We could start, of course, with Johnson’s “War on Poverty” that not only ended in abject defeat -- the same percentage of Americans are in poverty now as were in 1967, when the “war” was initiated -- but stripped the poor of their one consistent network of support: the family. That sad and completely predictable result would be enough to prove the point. But the complex ramifications of the many bad decisions and ill-considered legislative “fixes” are too numerous to recount in a single column and could not be remedied without a wholesale repeal that undid damage to the poor that has played out over 40 years. It would take another 40 years to remedy it. But we need not go back that far. The Left’s war on the poor and working classes continues and is accelerating.
Liberal elites have always maintained a sneering disdain for the cultural preferences of the great middle class, of course. Take, for example, Norman Rockwell, perhaps the best loved artist of the American middle class. Elite critics dismissed his work for what they referred to as his “mawkish sentimentalism” and criticized it as an “unending cliché.” Rockwell was never, in his lifetime, regarded as a “serious” artist by the liberal art establishment. The liberal elite’s critique of popular novels, television reality shows and the middle class’ embrace of sporting events from football to Nascar follows the same disdainful path.

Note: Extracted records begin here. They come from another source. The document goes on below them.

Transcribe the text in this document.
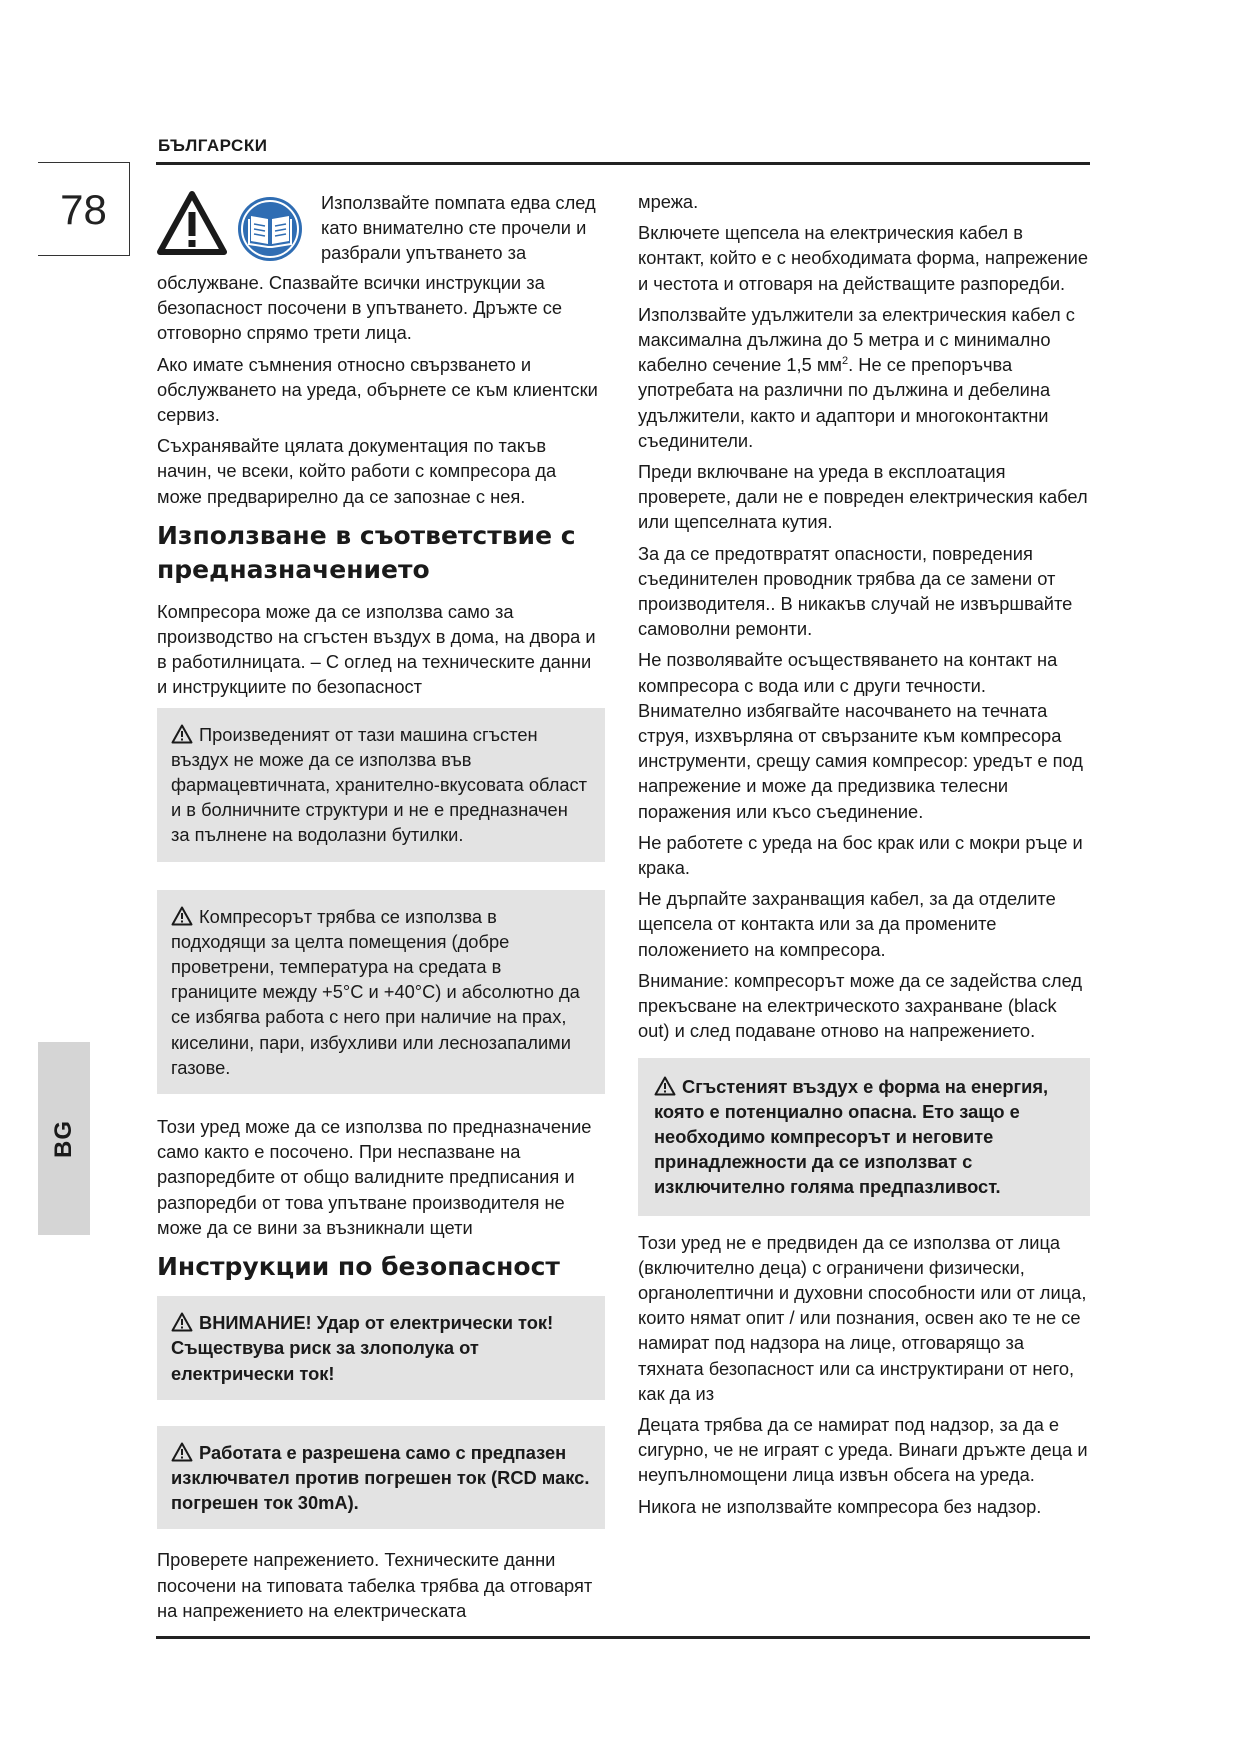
БЪЛГАРСКИ
78
BG
Използвайте помпата едва след
като внимателно сте прочели и
разбрали упътването за

обслужване. Спазвайте всички инструкции за безопасност посочени в упътването. Дръжте се отговорно спрямо трети лица.

Ако имате съмнения относно свързването и обслужването на уреда, обърнете се към клиентски сервиз.

Съхранявайте цялата документация по такъв начин, че всеки, който работи с компресора да може предварирелно да се запознае с нея.

Използване в съответствие с предназначението

Компресора може да се използва само за производство на сгъстен въздух в дома, на двора и в работилницата. – С оглед на техническите данни и инструкциите по безопасност

Произведеният от тази машина сгъстен въздух не може да се използва във фармацевтичната, хранително-вкусовата област и в болничните структури и не е предназначен за пълнене на водолазни бутилки.
Компресорът трябва се използва в подходящи за целта помещения (добре проветрени, температура на средата в границите между +5°C и +40°C) и абсолютно да се избягва работа с него при наличие на прах, киселини, пари, избухливи или леснозапалими газове.

Този уред може да се използва по предназначение само както е посочено. При неспазване на разпоредбите от общо валидните предписания и разпоредби от това упътване производителя не може да се вини за възникнали щети

Инструкции по безопасност
ВНИМАНИЕ! Удар от електрически ток! Съществува риск за злополука от електрически ток!
Работата е разрешена само с предпазен изключвател против погрешен ток (RCD макс. погрешен ток 30mA).

Проверете напрежението. Техническите данни посочени на типовата табелка трябва да отговарят на напрежението на електрическата

мрежа.

Включете щепсела на електрическия кабел в контакт, който е с необходимата форма, напрежение и честота и отговаря на действащите разпоредби.

Използвайте удължители за електрическия кабел с максимална дължина до 5 метра и с минимално кабелно сечение 1,5 $мм^2$. Не се препоръчва употребата на различни по дължина и дебелина удължители, както и адаптори и многоконтактни съединители.

Преди включване на уреда в експлоатация проверете, дали не е повреден електрическия кабел или щепселната кутия.

За да се предотвратят опасности, повредения съединителен проводник трябва да се замени от производителя.. В никакъв случай не извършвайте самоволни ремонти.

Не позволявайте осъществяването на контакт на компресора с вода или с други течности. Внимателно избягвайте насочването на течната струя, изхвърляна от свързаните към компресора инструменти, срещу самия компресор: уредът е под напрежение и може да предизвика телесни поражения или късо съединение.

Не работете с уреда на бос крак или с мокри ръце и крака.

Не дърпайте захранващия кабел, за да отделите щепсела от контакта или за да промените положението на компресора.

Внимание: компресорът може да се задейства след прекъсване на електрическото захранване (black out) и след подаване отново на напрежението.

Сгъстеният въздух е форма на енергия, която е потенциално опасна. Ето защо е необходимо компресорът и неговите принадлежности да се използват с изключително голяма предпазливост.

Този уред не е предвиден да се използва от лица (включително деца) с ограничени физически, органолептични и духовни способности или от лица, които нямат опит / или познания, освен ако те не се намират под надзора на лице, отговарящо за тяхната безопасност или са инструктирани от него, как да из

Децата трябва да се намират под надзор, за да е сигурно, че не играят с уреда. Винаги дръжте деца и неупълномощени лица извън обсега на уреда.

Никога не използвайте компресора без надзор.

It doesn’t stop there, of course. Everything is fair game, from popular architectural tastes to clothing to fast food. Liberal elites have been at war with McDonalds for years, warning the poor and working classes that they risk themselves and their children’s lives by eating -- much less liking -- fast food hamburgers even as it ignores the fact that fast food is all many can consistently afford. Recall the hosannas with which the producer of “Supersize Me” was greeted by academic and elite critics. They are easy cultural targets and a proxy for elite scorn for the poor and working classes who, we are told, do not enjoy the superior, rarified tastes of their betters.